In preparation for Tropical Storm Cristobal, a Tropical Storm Warning was issued from Cape Lookout, North Carolina to the North Carolina/Virginia border.
The precursor disturbance to Cristobal produced heavy rains across Florida, with around 6 inches being reported at Lake Wales, most of which occurred within only 2 hours; the sudden burst of heavy rainfall clogged drains, which produced some street flooding. Up to 40 cars had to be pulled out of flooded streets, some of which were under as much as 2 feet of water. The heavy rains helped relieve a drought within the state. Total damage in Florida from the precursor to Cristobal is estimated at $10,000 (2008 USD).
As Cristobal was moving parallel to the state, it produced 3.43 inches of rain in Wilmington, a record amount of rainfall for that day. The rainfall caused minor flooding in the city. Because Cristobal's strongest winds remained mainly east of the center, winds no higher than 25 mph occurred along the coast. Cristobal produced a storm surge of 1 foot along the coast. In addition, tropical storm force winds were reported offshore, although no damage or fatalities occurred in North Carolina from Cristobal.

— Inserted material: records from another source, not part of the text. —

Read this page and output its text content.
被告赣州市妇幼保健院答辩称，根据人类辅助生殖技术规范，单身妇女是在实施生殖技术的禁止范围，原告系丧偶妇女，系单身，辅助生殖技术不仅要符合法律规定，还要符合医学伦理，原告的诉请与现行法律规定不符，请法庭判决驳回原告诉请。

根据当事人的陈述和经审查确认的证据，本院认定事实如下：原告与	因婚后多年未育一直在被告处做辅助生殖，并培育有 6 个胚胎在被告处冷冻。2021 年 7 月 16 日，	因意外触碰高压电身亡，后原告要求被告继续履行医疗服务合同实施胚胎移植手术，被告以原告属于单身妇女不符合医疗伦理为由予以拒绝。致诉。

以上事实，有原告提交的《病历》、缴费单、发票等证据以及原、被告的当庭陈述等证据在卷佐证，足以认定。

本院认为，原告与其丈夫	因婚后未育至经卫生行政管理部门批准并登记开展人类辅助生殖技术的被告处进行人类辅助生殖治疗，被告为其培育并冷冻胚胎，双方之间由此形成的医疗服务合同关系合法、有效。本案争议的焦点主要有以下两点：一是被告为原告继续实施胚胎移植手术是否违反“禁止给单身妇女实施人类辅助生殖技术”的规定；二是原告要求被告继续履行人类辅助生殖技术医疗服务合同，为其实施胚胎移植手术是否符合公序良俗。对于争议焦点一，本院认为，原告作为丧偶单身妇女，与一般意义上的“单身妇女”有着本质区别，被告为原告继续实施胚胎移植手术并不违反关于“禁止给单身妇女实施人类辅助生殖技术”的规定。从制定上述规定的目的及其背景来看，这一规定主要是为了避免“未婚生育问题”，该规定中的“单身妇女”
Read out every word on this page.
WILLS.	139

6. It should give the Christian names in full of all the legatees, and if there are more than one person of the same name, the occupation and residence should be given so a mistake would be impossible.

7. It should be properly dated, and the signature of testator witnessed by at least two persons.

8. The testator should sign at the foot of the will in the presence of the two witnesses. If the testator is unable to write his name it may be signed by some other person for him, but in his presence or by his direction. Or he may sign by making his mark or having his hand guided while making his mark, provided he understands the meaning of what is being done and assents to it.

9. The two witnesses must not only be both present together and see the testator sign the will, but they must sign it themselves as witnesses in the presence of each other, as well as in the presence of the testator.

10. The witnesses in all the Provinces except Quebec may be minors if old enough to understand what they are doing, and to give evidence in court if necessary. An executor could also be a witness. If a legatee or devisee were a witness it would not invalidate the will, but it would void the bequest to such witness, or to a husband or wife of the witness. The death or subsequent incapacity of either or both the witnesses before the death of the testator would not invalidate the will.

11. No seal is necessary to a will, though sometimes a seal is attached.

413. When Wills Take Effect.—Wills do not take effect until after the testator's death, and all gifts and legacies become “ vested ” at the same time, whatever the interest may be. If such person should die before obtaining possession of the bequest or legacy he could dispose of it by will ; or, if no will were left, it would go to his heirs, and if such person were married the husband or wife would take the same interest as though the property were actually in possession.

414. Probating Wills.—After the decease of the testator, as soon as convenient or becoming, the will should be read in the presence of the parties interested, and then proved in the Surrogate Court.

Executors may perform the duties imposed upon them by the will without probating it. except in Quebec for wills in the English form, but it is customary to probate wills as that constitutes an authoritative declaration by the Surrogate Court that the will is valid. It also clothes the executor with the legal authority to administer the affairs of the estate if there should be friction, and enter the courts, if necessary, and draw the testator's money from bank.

Though not directly responsible, Cristobal aided a warm front in producing heavy rainfall across Atlantic Canada, which led to reports of localized flooding. At Baccaro Point, located along the southern tip of Nova Scotia, the cyclone produced as much as 8.8 inches of rain. A total of 5.8 inches was reported at Sambro, near Halifax. The storm also caused street and basement flooding in the Cape Sable area, and flooding was also reported near Ketch Harbour and Portugal Cove. A sailor from Connecticut was rescued by a Canadian helicopter when his ship capsized about 160 miles southeast of Halifax.
Lack of Retirement
The name Cristobal was not retired in the Spring of 2009 by the World Meteorological Organization. It is on the list of names to be used for the 2014 Atlantic hurricane season.